“给我绑了。”老鸨叉着腰,狠狠的瞪着青鸢,用尖细的嗓子说,“卖到我们花芳楼的姑娘,就没有一个能逃出去的,你还是跟我好好的回去,好好的给我赚银子。”
“我没有想过要逃。”青鸢的眼睛厉如霜刃,唇角却勾起了残忍的笑,“这样大的雪不好好的欣赏欣赏,才是可惜呢。”
老鸨无论如何也不相信她是来街上赏雪的,只管叫人将她给捆绑上。
“你们下手轻一些,别伤到姑娘的身子。
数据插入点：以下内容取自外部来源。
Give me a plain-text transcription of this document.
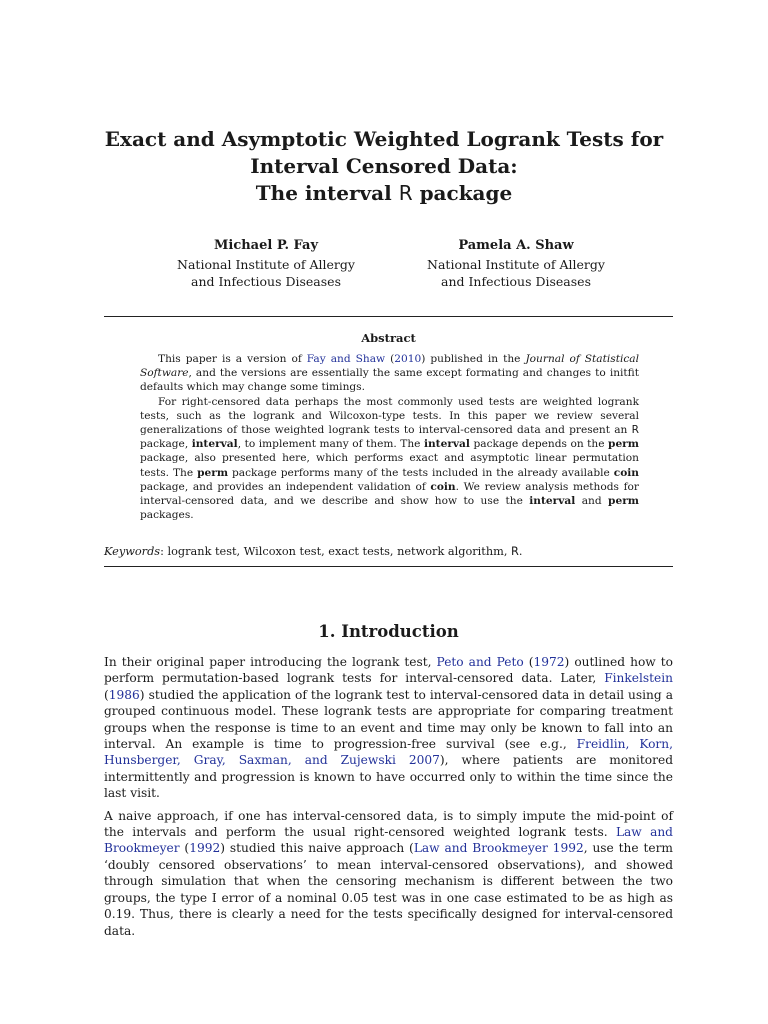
Exact and Asymptotic Weighted Logrank Tests for
Interval Censored Data:
The interval R package
Michael P. Fay
National Institute of Allergy
and Infectious Diseases
Pamela A. Shaw
National Institute of Allergy
and Infectious Diseases
Abstract

This paper is a version of Fay and Shaw (2010) published in the Journal of Statistical Software, and the versions are essentially the same except formating and changes to initfit defaults which may change some timings.

For right-censored data perhaps the most commonly used tests are weighted logrank tests, such as the logrank and Wilcoxon-type tests. In this paper we review several generalizations of those weighted logrank tests to interval-censored data and present an R package, interval, to implement many of them. The interval package depends on the perm package, also presented here, which performs exact and asymptotic linear permutation tests. The perm package performs many of the tests included in the already available coin package, and provides an independent validation of coin. We review analysis methods for interval-censored data, and we describe and show how to use the interval and perm packages.

Keywords: logrank test, Wilcoxon test, exact tests, network algorithm, R.
1. Introduction

In their original paper introducing the logrank test, Peto and Peto (1972) outlined how to perform permutation-based logrank tests for interval-censored data. Later, Finkelstein (1986) studied the application of the logrank test to interval-censored data in detail using a grouped continuous model. These logrank tests are appropriate for comparing treatment groups when the response is time to an event and time may only be known to fall into an interval. An example is time to progression-free survival (see e.g., Freidlin, Korn, Hunsberger, Gray, Saxman, and Zujewski 2007), where patients are monitored intermittently and progression is known to have occurred only to within the time since the last visit.

A naive approach, if one has interval-censored data, is to simply impute the mid-point of the intervals and perform the usual right-censored weighted logrank tests. Law and Brookmeyer (1992) studied this naive approach (Law and Brookmeyer 1992, use the term ‘doubly censored observations’ to mean interval-censored observations), and showed through simulation that when the censoring mechanism is different between the two groups, the type I error of a nominal 0.05 test was in one case estimated to be as high as 0.19. Thus, there is clearly a need for the tests specifically designed for interval-censored data.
”那老鸨见他们太用力了,忙让他们停手,又瞧见青鸢那双脚已经冻成了猪蹄子似得,而且弄得人不人鬼不鬼的样子,顿时疼的肝颤。
她忙让身边的小厮将衣服和鞋子脱下来,给青鸢穿好,又仔仔细细的将她那张脸瞧了一遍,虽然狼狈,却还是完好无损,这才放下了心。
那几个小厮也是满脸的无奈,明明是来捉拿逃走的姑娘的,没想到却跟祖宗一样给人请了回去。
这也难怪,花芳楼的花魁被富商给买走了,如今花芳楼里拿得出手的姑娘屈指可数,这妈妈还指着她赚钱呢。
雪霰子不知不觉中已经稀疏了很多,等青鸢从侧门重新回到花芳楼的时候,却见一个丫鬟匆匆忙忙的跑了过来。
“任妈妈,大事不妙了,那桓家的小少爷正和几个姑娘喝酒,那几个姑娘都醉的人事不知了,现在正要别的姑娘进去侍奉呢。”
听到桓怏的名字,她心中似有万般的风波,家看来老天爷待她不薄,给了她走向护国公府的棋子。